A light plane buzzed through the clear morning air above Kenya’s Tsavo National Park. In the rolling bushland below grazed herds of zebra, kudu, oryx and hartebeest, swishing away flies with their tails. Suddenly, from the middle of a patch of thorn trees, flashed the white flick of an egret, constant companion of the African elephant. It was what the pilot had been looking for. He radioed the position to the ground, and within minutes a helicopter arrived. Two white hunters climbed out and disappeared into the tangle of thorn trees. There was a burst of high-powered rifle shots, a flutter of startled egrets. The hunters reappeared. Behind them lay a family of ten elephants, from a yearling calf to its great-tusked grandfather, all dead.
Uprooted Forests. Similar forays are taking place throughout the game parks of East Africa. Protected by the rigid enforcement of poaching laws and strict limits on trophy hunters, the population of big game has exploded beyond all bounds. There are now 20,000 elephants in Tsavo alone, and another 20,000 have been counted in the Zambezi River Valley between Zambia and Rhodesia. In Uganda’s Murchison Falls National Park, the pachyderms are packed in at a density of between five and 40 elephants per square mile.
The proliferating herds of hippo, buffalo and giraffe add to the problem, and as a result, African game parks are badly overgrazed and their enormous herds are faced with famine. Tsavo’s hungry elephants have uprooted entire forests of thorn trees, turned giant baobab trees into twisted wreckage in their search for edible shrubbery. Parts of the Zambezi Valley, according to one conservationist, “look as though an atom bomb had exploded in the area.”

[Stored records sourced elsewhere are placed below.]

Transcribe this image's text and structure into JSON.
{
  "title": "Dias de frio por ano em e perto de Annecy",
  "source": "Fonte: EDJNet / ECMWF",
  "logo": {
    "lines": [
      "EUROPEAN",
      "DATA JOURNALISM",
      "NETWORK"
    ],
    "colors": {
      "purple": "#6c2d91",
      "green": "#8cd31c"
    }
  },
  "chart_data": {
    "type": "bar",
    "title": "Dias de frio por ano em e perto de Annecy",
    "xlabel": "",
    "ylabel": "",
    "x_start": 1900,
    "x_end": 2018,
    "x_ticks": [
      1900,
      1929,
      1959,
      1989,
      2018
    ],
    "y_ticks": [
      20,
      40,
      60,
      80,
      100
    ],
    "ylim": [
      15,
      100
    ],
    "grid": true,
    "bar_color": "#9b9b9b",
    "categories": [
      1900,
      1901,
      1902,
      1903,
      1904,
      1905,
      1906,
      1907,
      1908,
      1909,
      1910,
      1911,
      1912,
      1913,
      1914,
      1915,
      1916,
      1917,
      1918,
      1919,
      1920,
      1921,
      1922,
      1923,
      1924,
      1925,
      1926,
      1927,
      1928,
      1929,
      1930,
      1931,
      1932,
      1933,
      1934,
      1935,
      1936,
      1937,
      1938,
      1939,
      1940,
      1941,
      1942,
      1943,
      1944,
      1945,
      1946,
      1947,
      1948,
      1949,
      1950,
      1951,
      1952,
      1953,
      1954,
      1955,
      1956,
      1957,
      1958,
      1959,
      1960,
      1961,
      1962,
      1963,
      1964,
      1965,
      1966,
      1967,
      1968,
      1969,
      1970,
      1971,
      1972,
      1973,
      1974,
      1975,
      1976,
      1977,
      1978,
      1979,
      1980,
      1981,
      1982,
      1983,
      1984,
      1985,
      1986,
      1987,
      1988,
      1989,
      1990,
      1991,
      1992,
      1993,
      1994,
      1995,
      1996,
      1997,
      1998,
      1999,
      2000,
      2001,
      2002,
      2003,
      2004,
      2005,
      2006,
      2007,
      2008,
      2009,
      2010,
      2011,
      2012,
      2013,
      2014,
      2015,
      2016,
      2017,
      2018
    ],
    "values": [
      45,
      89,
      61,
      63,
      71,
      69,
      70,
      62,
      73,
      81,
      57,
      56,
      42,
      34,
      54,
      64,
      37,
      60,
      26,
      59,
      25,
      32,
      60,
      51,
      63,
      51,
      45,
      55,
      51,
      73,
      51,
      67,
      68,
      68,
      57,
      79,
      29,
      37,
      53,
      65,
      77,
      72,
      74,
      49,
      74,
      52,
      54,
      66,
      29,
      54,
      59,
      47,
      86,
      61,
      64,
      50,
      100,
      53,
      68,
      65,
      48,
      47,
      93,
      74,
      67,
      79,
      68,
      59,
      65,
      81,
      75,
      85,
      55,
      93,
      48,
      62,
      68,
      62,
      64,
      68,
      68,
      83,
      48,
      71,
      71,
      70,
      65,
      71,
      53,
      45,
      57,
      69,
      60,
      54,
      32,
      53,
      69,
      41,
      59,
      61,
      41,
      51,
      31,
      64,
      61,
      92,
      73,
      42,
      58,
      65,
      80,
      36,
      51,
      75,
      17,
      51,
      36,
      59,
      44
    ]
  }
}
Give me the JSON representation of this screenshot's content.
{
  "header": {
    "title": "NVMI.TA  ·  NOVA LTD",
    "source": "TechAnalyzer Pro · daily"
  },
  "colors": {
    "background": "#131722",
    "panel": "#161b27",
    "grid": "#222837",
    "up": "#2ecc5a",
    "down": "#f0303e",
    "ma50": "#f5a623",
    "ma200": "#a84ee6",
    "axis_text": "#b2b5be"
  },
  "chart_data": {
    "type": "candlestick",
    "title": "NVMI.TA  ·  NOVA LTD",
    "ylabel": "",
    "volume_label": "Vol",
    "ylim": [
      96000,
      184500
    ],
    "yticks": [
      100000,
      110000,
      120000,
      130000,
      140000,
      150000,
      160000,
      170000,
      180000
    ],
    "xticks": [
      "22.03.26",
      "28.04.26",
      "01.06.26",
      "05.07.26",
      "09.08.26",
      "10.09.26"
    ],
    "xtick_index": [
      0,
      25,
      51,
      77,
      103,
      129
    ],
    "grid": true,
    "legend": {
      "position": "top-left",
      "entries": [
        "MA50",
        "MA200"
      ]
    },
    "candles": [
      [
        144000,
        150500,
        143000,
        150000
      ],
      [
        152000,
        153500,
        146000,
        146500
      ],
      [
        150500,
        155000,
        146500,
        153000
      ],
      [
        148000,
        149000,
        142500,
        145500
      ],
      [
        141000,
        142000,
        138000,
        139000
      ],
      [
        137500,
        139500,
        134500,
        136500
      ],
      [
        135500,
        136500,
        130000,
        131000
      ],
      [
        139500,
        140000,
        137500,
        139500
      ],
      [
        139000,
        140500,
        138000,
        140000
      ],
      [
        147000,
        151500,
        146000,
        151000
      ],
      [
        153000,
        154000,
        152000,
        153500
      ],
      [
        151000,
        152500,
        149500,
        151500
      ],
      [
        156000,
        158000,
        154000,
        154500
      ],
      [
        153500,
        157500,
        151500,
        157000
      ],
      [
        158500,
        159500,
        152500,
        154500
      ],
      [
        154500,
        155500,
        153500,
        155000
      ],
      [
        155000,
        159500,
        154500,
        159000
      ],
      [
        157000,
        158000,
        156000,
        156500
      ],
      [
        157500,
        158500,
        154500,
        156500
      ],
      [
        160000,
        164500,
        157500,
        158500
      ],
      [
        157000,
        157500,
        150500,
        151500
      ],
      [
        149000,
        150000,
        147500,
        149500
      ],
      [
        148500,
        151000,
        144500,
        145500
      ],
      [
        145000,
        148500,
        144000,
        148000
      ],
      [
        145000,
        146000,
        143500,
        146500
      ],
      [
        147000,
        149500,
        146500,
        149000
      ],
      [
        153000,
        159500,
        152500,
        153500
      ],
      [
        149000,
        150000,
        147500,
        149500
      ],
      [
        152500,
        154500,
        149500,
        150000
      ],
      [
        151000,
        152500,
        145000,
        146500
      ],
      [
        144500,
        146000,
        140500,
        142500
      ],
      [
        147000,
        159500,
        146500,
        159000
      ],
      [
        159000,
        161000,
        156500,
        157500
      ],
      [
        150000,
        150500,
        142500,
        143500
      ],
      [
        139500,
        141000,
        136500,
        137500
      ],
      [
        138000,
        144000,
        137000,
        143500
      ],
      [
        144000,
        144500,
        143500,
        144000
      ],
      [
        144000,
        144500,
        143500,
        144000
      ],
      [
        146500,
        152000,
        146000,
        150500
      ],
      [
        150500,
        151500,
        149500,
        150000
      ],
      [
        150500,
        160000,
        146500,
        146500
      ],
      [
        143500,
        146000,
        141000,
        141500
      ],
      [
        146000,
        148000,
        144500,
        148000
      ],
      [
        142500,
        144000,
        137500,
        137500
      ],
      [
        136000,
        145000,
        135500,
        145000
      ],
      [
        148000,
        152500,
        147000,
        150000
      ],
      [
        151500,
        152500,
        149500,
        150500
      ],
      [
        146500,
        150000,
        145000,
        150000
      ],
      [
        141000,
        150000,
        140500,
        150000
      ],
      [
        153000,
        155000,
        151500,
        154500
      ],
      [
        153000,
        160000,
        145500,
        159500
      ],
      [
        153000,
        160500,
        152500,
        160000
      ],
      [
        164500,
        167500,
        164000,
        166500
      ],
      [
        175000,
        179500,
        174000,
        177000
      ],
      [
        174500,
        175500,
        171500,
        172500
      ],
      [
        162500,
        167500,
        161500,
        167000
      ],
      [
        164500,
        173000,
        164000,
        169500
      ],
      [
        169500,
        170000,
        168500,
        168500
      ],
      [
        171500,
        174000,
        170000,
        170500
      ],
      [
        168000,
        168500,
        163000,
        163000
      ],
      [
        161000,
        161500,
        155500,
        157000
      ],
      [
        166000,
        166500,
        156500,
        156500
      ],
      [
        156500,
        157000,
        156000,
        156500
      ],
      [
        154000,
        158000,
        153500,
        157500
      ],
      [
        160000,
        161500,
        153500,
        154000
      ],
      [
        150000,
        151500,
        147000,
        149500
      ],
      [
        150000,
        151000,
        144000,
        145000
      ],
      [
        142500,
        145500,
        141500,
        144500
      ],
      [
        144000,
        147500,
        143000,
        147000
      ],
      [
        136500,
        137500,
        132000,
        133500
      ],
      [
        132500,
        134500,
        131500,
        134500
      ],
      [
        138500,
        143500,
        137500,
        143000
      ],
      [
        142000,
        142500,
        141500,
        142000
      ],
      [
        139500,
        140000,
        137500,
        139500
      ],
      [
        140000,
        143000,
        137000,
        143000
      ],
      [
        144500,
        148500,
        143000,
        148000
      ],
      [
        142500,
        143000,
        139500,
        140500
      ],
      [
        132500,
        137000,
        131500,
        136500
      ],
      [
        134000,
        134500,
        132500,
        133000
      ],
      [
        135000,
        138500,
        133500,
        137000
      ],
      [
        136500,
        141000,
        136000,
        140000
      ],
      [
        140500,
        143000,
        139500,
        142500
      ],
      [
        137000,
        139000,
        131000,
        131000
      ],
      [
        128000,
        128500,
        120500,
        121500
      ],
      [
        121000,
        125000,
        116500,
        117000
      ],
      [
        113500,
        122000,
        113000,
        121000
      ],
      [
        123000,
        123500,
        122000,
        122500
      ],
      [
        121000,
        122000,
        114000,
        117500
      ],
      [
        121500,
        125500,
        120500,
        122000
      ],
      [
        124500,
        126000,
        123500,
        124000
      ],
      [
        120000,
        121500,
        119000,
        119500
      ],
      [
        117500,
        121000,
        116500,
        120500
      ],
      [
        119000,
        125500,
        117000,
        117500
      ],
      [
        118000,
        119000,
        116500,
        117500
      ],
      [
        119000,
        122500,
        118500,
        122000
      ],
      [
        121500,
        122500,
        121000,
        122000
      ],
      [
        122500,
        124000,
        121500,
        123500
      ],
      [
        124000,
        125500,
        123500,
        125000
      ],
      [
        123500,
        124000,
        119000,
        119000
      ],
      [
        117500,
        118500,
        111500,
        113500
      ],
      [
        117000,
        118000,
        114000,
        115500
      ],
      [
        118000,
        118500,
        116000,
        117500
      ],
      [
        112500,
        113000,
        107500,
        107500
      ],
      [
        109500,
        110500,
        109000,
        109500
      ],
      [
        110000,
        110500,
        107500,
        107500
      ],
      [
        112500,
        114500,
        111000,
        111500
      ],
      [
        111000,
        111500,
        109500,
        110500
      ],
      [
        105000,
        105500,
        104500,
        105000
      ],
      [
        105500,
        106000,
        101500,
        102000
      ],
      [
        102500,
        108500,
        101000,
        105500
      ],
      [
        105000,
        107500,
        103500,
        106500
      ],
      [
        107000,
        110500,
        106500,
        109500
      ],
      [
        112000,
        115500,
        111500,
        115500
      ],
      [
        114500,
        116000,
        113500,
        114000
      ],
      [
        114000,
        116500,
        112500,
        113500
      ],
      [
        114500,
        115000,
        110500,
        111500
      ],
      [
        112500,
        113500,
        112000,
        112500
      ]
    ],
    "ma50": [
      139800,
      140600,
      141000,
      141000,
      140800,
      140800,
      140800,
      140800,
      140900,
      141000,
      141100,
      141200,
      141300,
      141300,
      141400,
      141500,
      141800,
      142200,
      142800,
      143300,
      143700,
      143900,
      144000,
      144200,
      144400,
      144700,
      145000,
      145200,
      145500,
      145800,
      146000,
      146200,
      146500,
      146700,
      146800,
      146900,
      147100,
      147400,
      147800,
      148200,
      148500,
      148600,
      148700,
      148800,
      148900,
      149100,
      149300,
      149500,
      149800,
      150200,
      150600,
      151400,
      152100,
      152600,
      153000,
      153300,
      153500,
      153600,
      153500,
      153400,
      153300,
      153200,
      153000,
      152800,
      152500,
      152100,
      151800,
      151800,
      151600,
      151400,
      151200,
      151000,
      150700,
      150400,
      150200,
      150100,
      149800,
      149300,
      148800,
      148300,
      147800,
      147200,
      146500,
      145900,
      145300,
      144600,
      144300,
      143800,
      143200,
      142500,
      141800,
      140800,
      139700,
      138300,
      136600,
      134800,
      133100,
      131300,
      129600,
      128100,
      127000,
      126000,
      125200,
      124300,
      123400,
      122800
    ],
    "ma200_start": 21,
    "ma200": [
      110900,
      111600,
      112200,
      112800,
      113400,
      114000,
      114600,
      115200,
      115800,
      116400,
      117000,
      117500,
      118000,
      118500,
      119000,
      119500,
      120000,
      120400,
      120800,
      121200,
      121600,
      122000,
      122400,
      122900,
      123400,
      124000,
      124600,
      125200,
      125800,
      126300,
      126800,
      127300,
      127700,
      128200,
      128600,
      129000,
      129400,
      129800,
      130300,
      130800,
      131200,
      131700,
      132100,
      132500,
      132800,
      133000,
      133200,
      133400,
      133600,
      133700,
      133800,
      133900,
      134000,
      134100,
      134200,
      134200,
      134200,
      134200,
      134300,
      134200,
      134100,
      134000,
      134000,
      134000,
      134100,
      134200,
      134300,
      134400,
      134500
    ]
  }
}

Birth Control. For reasons that ecologists are unable to explain, the elephants themselves seem to be aware of the danger—and have begun to practice birth control of sorts. At Tsavo, where the elephant population has entered a “cycle of despair,” the mating age of young cows has been mysteriously delayed by three years, and the interval between their offspring has nearly doubled from four years to seven. Such natural controls are not enough, however. Game experts agree that the only solution is the final solution—a bullet.
Before it is over, Africa will have gone through the biggest big game hunt in its history. Already Uganda has “cropped” 4,000 hippo and nearly 2,000 elephants. Zambia and Rhodesia have hired white hunters to kill as many as 10,000 buffalo and hippo. In Kenya, where authorities at first feared that mass elephant slaughters might frighten the rest of the game out of the reserves, a month-long pilot hunt proved so successful that the government is now taking bids for the killing of thousands of elephants. Its primary stipulation: that the hunters destroy entire family units, leaving no orphans to disturb the survivors. As in the rest of East Africa, they must also make some provision for disposing of all carcasses.
The great hunt has inspired the free-enterprising instincts of Africa’s entrepreneurs. A Rhodesian meat packer has set up shop at Wankie to haul away dead elephants and turn them into minced pet food. Elephant steaks (which taste like prime beef), buffalo burgers (something like venison) and hippo stew (very fishy) are flooding meat markets in Zambia. In Kenya, three major consortiums are negotiating for the privilege of establishing a multimillion-dollar “Jumbo-burger” plant across the downwind boundary of the Tsavo reserve—along with rights to kill and can between 1,000 and 3,000 elephants a year. The location of the plant is important. If the government’s initial scheme is followed, the dead elephants will be tied to giant balloons and floated from the reserve to the cannery.